An ethics attorney is encouraging furloughed employees to get clear guidance from their respective departments before creating GoFundMe pages to help during the government shutdown.

WASHINGTON — A lot of furloughed federal employees turned to GoFundMe to help pay the bills during the Nation's longest Government Shutdown. However, D.C.-area attorney said in doing so, they may have accidentally violated federal ethics rules.

“I’ve got a big red flag. And it’s not just on the federal employees. It’s on the responsibilities of the agencies,” said Virginia Canter. 

RELATED: Federal workers and contractors turn to GoFundMe to cover their bills

Canter is the Chief Ethics Council with a non-partisan group called CREW, or Citizens for Responsibility and Ethics in Washington. That red flag she’s waiving is about the thousands of GoFundMe accounts created to financially help thousands of Federal employees during this shutdown.

Why the concern?

“Federal employees are subject to the standards of conduct – basic ethics rules and there’s specific provisions in the ethics rules that bar them from accepting gifts from outside entities – if they’re prohibited sources, which means that they do business with the agency. Or if they’re offered because of their official positions. And employees are also discouraged from soliciting gifts,” said Canter.

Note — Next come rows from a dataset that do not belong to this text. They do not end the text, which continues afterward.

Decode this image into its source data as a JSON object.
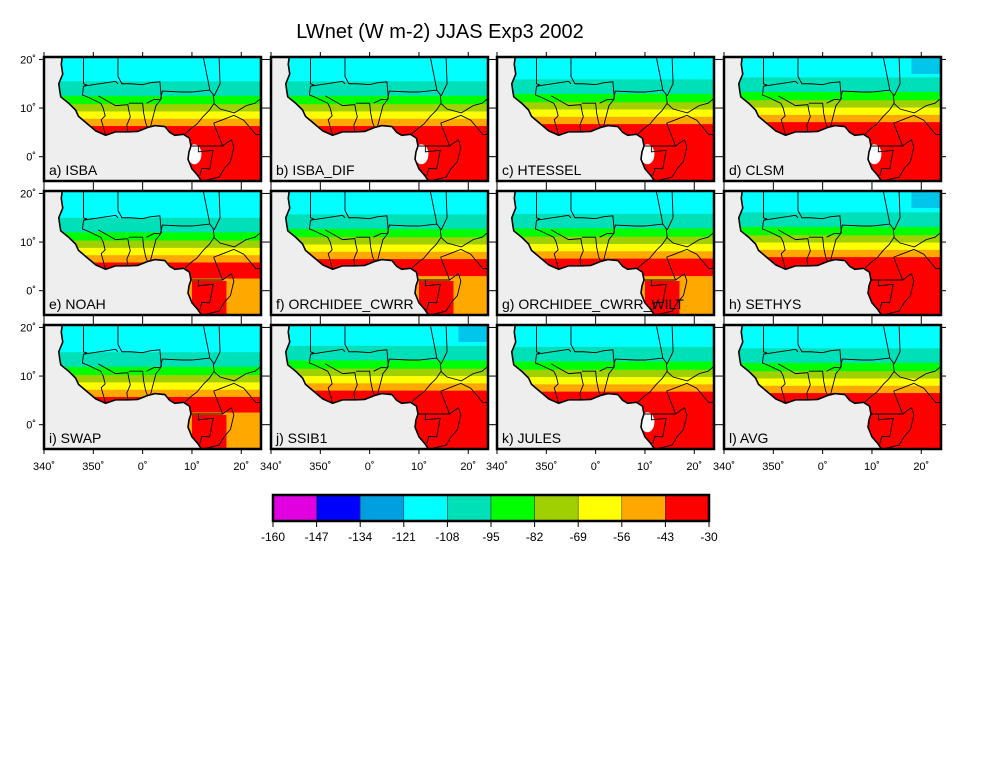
{
  "chart_data": {
    "type": "heatmap",
    "title": "LWnet (W m-2) JJAS Exp3 2002",
    "x_tick_labels": [
      "340˚",
      "350˚",
      "0˚",
      "10˚",
      "20˚"
    ],
    "y_tick_labels": [
      "20˚",
      "10˚",
      "0˚"
    ],
    "xlim_lon": [
      -20,
      24
    ],
    "ylim_lat": [
      -5,
      20.5
    ],
    "panels": [
      {
        "label": "a) ISBA"
      },
      {
        "label": "b) ISBA_DIF"
      },
      {
        "label": "c) HTESSEL"
      },
      {
        "label": "d) CLSM"
      },
      {
        "label": "e) NOAH"
      },
      {
        "label": "f) ORCHIDEE_CWRR"
      },
      {
        "label": "g) ORCHIDEE_CWRR_WILT"
      },
      {
        "label": "h) SETHYS"
      },
      {
        "label": "i) SWAP"
      },
      {
        "label": "j) SSIB1"
      },
      {
        "label": "k) JULES"
      },
      {
        "label": "l) AVG"
      }
    ],
    "colorbar": {
      "levels": [
        "-160",
        "-147",
        "-134",
        "-121",
        "-108",
        "-95",
        "-82",
        "-69",
        "-56",
        "-43",
        "-30"
      ],
      "colors": [
        "#e000e0",
        "#0000ff",
        "#00a0e0",
        "#00ffff",
        "#00e0b8",
        "#00ff00",
        "#a0d000",
        "#ffff00",
        "#ffa800",
        "#ff0000"
      ]
    }
  }
}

She said a spouse creating a GoFundMe page, may not be a workaround.

The specific gift rules she’s referring to apply to all Executive branch employees. This includes furloughed Department of Treasury or Justice Department members.

RELATED: Federal workers and contractors turn to GoFundMe for help

Canter says OGE, or the Office of Government Ethics, hasn’t specifically addressed these accounts and how to handle them during or after the shutdown – and that’s a big problem.

“It’s another thing when they’ve missed not one paycheck, but two paychecks and there’s no foreseeable end to this. So there’s no excuse for why the White House cannot show leadership on this specific issue to get the Counsel’s Office to work with the Office of Government Ethics and the Office of Management and Budget to resolve this,” she said.

Canter can’t give legal advice on these donations, but she is encouraging furloughed employees to reach out to their respective departments and push to clarify whether these gifts are okay – just to make sure furloughed employees do not get in-trouble trying to get help.